First snowbirds show up in SW FL

Limpin’ limpkins!  The heat of the summer has finally started to dissipate a little here in southwest Florida.  The cooler autumn air is undeniable overnight and in the early mornings.  Some of Peace River Wildlife Center’s seasonal volunteers have started their southern migration, for which we are extremely grateful.  And our patient load is getting less routine.  We are seeing more migratory species in the avian population as well as some of the good old home boys.  Like a limping limpkin with a leg injury.

Limpkins are rail-like birds found predominantly in Florida.  Their diet consists almost exclusively of apple snails, which in the U.S. exist year-round only in southern Georgia and Florida.  The Limpkin has a long, slender bill, twice the length of its head.  The last inch of the lower bill curves noticeably to the right; the upper bill also curves but slightly less.  This specialized instrument allows the Limpkin to corkscrew into the right-handed chamber of the apple snail. 

When apple snails are not available during times of drought or flooding, limpkins will eat other snails and the occasional fresh water mussel.  The Limpkin has long, slender legs and toes, which it uses to wade into fresh water in search of snails.  It can also walk atop thick mats of vegetation to find snails attached under the leaves of certain water plants.

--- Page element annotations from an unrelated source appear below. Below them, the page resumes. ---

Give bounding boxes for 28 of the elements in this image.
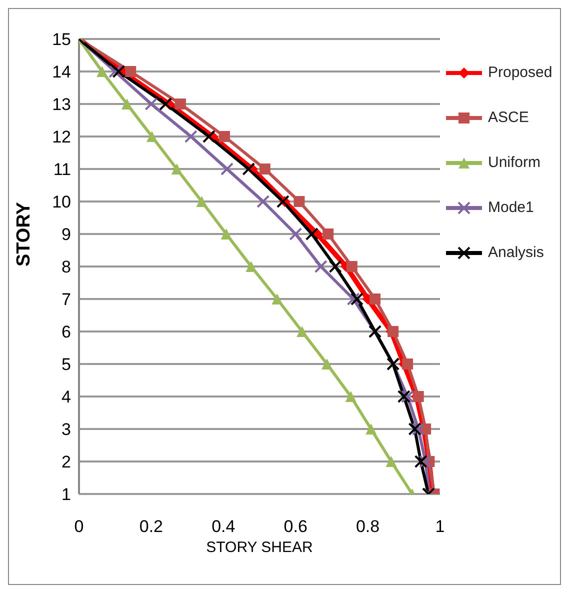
y-tick-label: 8 [62,258,71,277]
y-tick-label: 12 [52,128,71,147]
legend-label: Analysis [488,244,544,261]
x-tick-label: 1 [435,517,445,536]
y-tick-label: 15 [52,30,71,50]
y-tick-label: 9 [62,225,71,244]
y-tick-label: 11 [53,160,71,180]
x-tick-label: 0.2 [139,517,164,536]
y-tick-label: 7 [62,290,71,310]
legend-label: Proposed [488,64,552,81]
y-tick-label: 1 [62,485,71,504]
y-tick-label: 4 [62,388,71,407]
x-tick-label: 0.4 [212,517,236,536]
y-tick-label: 3 [62,420,71,440]
y-tick-label: 6 [62,322,71,342]
y-tick-label: 5 [62,355,71,374]
legend-label: Mode1 [488,199,534,216]
y-tick-label: 2 [62,452,71,472]
legend-label: Uniform [488,154,541,171]
y-tick-label: 13 [52,95,71,114]
y-tick-label: 14 [52,62,71,82]
legend-label: ASCE [488,109,529,126]
x-tick-label: 0.8 [356,517,380,536]
y-axis-title: STORY [14,202,35,266]
x-tick-label: 0.6 [284,517,308,536]
x-tick-label: 0 [74,517,84,536]
y-tick-label: 10 [52,192,71,212]
x-axis-title: STORY SHEAR [206,539,314,556]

While limpkins are an uncommon patient for us at PRWC, they are an indigenous species.  At this time of year we are also seeing many migratory birds that truly challenge our identification skills.  One of the more unusual species seen at PRWC this week is a summer tanager.  While the male is a bright, solid red, our patient is a female with greenish yellow feathers.  This medium-sized songbird is probably migrating through the area or got blow slightly off-course by the recent storm.  Tanagers are unique in their predilection for eating bees and wasps, catching them on wing and avoiding being stung during the meal.  They also eat other insects, berries and fruit. 

Another unusual patient is a Blackburnian warbler.  This small songbird hails from northeastern U.S. and southern Canada.  It winters in northern South America and is likely migrating through this area now also.  Our patient is a female or first year male, with pale yellow throat and breast and white bands on darker wings.  She is an insect-eater, but will also take fruit and berries.

While we are reputed to have common yellowthroats indigenous to this area, they are uncommon to us as patients at PRWC.  Right now we have a female with olive upper parts and yellow throat and chest.  She lacks the distinctive black mask of the male.  This warbler eats primarily insects and spiders. 

Our final “snowbird” is a Swainson’s thrush.  This species breeds as far north as Alaska and northern Canada and winters in South America.  This medium-sized songbird has a white eye ring, olive-brown upperparts, and a white breast with dark spotting.  Since there is no appreciable difference in the sexes, we are unsure whether our patient is male or female.  This species also eats insects and berries.

All of these migratory birds are suffering from minor head trauma or soft tissue damage in their wings.  Most of them have flown into windows of buildings.  They should all be able to be released back into their flocks to continue along their migration routes soon.  The limpkin has a soft tissue injury to his leg and will be released back into the area from which he came. 

These unique species are thrilling to work on for us at PRWC, but always a challenge to feed.  When we do not have the specific diets required by a certain species, we are able to gavage (or tube feed) a slurry that has the appropriate nutritional value, but the birds are not thrilled with that.  We would be grateful for donations of berries and snails to help us feed these guys until they are ready to go.  But, please, keep your spiders at home.  While the birds may like them, I am not a fan and prefer to keep a healthy distance between myself and any arachnid.